What's the Best Font for Website Readability?

 Fonts vary considerably in their readability. How readable a font is depends on a number of different factors, so there isn't a single answer to the question of what's the best font for website readability but there are certainly a number of things you should consider.


Serif fonts work well for smaller font sizes


A serif font is one where the ends of the lines have another, small, line to delineate the end.


They were designed for the printing world to help people make sense of the words on the page and the same is true for web pages, regardless of what your graphic designer might try to tell you.


Sans-serif fonts work best for headlines


Sans serif fonts work very well for headlines. The bigger font size means that our eyes don't need the extra help to read the handful of words in the headline that a serif typeface would give.


You can see this demonstrated in most popular newspapers and magazines if you take a few minutes to examine that side of things in more detail than you normally would.


Make sure they're likely to be available


There are very few fonts that are installed on every single computer.


Maybe Times and Arial but not many others.


So your website styling needs to take account of the potential variation in ready availability of fonts - your techie should do this as a matter of course, offering them up in the CSS file in descending order of preference and ending with a simple "serif" or "sans serif" as an "if all else fails" font chữ nhật bản design.


Developments in the web mean that you can embed fonts in web pages and the browser will handle downloading the extra font, just for your website. But that adds extra overhead to your site and shouldn't be used too often, if at all.

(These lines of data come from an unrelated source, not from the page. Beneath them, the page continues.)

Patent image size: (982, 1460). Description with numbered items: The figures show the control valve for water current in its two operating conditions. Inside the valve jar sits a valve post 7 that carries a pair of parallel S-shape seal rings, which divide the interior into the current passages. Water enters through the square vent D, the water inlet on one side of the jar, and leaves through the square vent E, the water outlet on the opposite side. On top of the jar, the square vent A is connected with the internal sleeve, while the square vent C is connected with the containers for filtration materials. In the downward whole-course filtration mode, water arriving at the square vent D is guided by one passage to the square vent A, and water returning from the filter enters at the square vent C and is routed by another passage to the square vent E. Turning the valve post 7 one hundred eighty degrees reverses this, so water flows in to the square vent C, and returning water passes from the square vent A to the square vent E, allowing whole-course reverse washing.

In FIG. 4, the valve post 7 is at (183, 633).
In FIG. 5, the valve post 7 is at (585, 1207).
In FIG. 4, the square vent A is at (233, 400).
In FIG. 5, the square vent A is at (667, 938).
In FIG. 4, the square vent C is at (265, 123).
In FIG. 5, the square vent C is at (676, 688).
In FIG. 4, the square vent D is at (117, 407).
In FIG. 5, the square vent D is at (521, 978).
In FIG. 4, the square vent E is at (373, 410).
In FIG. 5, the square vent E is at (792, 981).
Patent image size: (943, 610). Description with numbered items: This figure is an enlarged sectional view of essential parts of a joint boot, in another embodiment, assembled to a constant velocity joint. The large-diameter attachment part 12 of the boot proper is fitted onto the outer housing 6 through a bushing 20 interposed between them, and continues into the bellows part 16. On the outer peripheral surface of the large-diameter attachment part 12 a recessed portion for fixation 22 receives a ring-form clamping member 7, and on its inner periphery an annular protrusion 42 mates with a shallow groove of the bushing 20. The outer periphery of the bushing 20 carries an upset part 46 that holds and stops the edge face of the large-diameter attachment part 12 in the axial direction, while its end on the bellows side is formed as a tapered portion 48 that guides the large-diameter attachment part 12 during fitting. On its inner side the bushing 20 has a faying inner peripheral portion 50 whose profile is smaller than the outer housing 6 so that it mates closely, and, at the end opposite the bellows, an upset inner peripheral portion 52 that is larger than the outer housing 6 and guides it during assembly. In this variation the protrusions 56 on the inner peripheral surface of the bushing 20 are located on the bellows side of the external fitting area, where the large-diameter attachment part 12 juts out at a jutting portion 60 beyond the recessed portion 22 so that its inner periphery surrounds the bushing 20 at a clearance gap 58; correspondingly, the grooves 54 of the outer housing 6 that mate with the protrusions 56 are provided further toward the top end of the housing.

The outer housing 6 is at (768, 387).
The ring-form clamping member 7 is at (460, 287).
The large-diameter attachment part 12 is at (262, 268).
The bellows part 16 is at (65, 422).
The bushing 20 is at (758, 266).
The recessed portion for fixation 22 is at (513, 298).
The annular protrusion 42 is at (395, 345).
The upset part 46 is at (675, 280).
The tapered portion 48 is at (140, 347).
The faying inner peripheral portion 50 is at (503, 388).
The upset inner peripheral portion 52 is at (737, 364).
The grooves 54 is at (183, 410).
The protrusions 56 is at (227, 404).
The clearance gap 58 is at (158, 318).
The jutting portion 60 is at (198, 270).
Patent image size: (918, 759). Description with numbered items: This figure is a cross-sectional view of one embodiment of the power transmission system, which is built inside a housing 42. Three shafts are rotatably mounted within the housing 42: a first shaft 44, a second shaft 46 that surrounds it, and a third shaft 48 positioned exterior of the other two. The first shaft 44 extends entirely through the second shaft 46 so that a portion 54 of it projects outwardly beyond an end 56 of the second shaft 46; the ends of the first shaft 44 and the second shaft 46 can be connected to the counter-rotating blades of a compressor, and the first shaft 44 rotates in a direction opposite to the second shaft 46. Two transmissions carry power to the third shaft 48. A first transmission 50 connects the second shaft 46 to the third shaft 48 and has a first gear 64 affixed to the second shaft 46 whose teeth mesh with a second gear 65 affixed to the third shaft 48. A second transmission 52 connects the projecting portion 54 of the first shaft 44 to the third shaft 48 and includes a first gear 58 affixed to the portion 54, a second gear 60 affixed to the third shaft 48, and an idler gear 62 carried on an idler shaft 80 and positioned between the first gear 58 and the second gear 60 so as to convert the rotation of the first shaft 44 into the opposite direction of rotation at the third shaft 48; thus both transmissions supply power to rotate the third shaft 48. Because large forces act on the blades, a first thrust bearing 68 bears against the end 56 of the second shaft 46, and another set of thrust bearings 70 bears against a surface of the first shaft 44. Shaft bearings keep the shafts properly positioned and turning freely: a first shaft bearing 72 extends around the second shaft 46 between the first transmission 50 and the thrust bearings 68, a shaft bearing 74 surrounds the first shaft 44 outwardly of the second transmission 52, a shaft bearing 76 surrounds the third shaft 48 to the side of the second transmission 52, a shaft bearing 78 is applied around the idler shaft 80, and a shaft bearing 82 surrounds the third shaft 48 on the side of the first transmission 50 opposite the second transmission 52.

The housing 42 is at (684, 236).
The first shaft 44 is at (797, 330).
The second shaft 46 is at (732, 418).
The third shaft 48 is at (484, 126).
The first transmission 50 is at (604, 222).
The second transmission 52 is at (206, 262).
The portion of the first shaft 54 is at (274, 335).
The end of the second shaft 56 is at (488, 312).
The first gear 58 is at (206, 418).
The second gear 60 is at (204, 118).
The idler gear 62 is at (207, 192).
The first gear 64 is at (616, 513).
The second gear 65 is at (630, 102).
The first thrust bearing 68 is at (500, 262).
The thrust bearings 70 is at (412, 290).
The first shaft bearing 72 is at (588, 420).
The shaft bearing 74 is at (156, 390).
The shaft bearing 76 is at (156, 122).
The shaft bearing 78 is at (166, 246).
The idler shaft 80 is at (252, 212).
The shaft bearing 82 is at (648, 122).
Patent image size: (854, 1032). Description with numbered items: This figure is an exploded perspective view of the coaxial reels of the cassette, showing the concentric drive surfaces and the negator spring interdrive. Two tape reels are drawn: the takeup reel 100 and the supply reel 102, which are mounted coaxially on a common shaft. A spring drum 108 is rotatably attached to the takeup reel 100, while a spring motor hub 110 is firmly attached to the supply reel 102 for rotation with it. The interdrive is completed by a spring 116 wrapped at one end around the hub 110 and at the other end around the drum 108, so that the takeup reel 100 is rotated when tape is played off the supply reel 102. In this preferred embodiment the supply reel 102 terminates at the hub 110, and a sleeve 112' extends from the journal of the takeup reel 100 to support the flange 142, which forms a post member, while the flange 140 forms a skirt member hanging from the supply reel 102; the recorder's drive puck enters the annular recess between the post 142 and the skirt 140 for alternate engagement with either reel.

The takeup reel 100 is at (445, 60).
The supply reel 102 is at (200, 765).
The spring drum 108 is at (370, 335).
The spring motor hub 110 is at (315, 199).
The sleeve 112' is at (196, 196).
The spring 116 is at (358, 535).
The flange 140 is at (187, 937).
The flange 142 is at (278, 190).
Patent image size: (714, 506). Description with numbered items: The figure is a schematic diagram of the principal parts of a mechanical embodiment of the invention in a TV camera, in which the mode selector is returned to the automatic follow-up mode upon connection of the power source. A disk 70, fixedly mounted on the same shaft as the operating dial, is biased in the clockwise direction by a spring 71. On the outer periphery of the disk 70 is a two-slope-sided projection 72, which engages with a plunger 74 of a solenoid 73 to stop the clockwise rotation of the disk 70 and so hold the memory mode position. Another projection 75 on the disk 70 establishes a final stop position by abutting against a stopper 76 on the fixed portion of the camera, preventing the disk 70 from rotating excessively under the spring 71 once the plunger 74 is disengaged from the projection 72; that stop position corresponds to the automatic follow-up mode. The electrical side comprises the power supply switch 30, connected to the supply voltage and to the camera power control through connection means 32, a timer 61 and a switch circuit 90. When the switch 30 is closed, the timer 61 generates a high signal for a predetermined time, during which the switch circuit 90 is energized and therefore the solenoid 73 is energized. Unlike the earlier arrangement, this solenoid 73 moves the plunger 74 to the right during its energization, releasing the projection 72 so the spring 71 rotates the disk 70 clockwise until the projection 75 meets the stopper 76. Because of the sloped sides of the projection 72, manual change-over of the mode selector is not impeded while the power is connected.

Colour affects readability


A light colour font on a light background won't be easy to read. Nor will a dark font on a dark background.


Less easy to determine are things like colour clashes - red on green is well known, other clashes less so.


And even more difficult to test is the variation in the colours seen on an modern screen just by changing the viewing angle.


The easiest way to see this is to check the sponsored results on Google. At the most precise viewing angle, they're on a coloured background. But anywhere else, the colour is as close to white as they can get away with.


Give preference to fonts designed for the screen


A number of years ago, Microsoft spent a lot of time and money designing fonts specifically for viewing on screen.


Fonts such as Georgia, Verdana and Tahoma have been developed for better readability on computer screens.


Mobile devices and tablets have smaller screens and therefore different considerations again.


So your CSS files need to handle this gracefully whilst staying within your overall design strategy.


Otherwise you run the risk of your website looking pretty but being close to unreadable.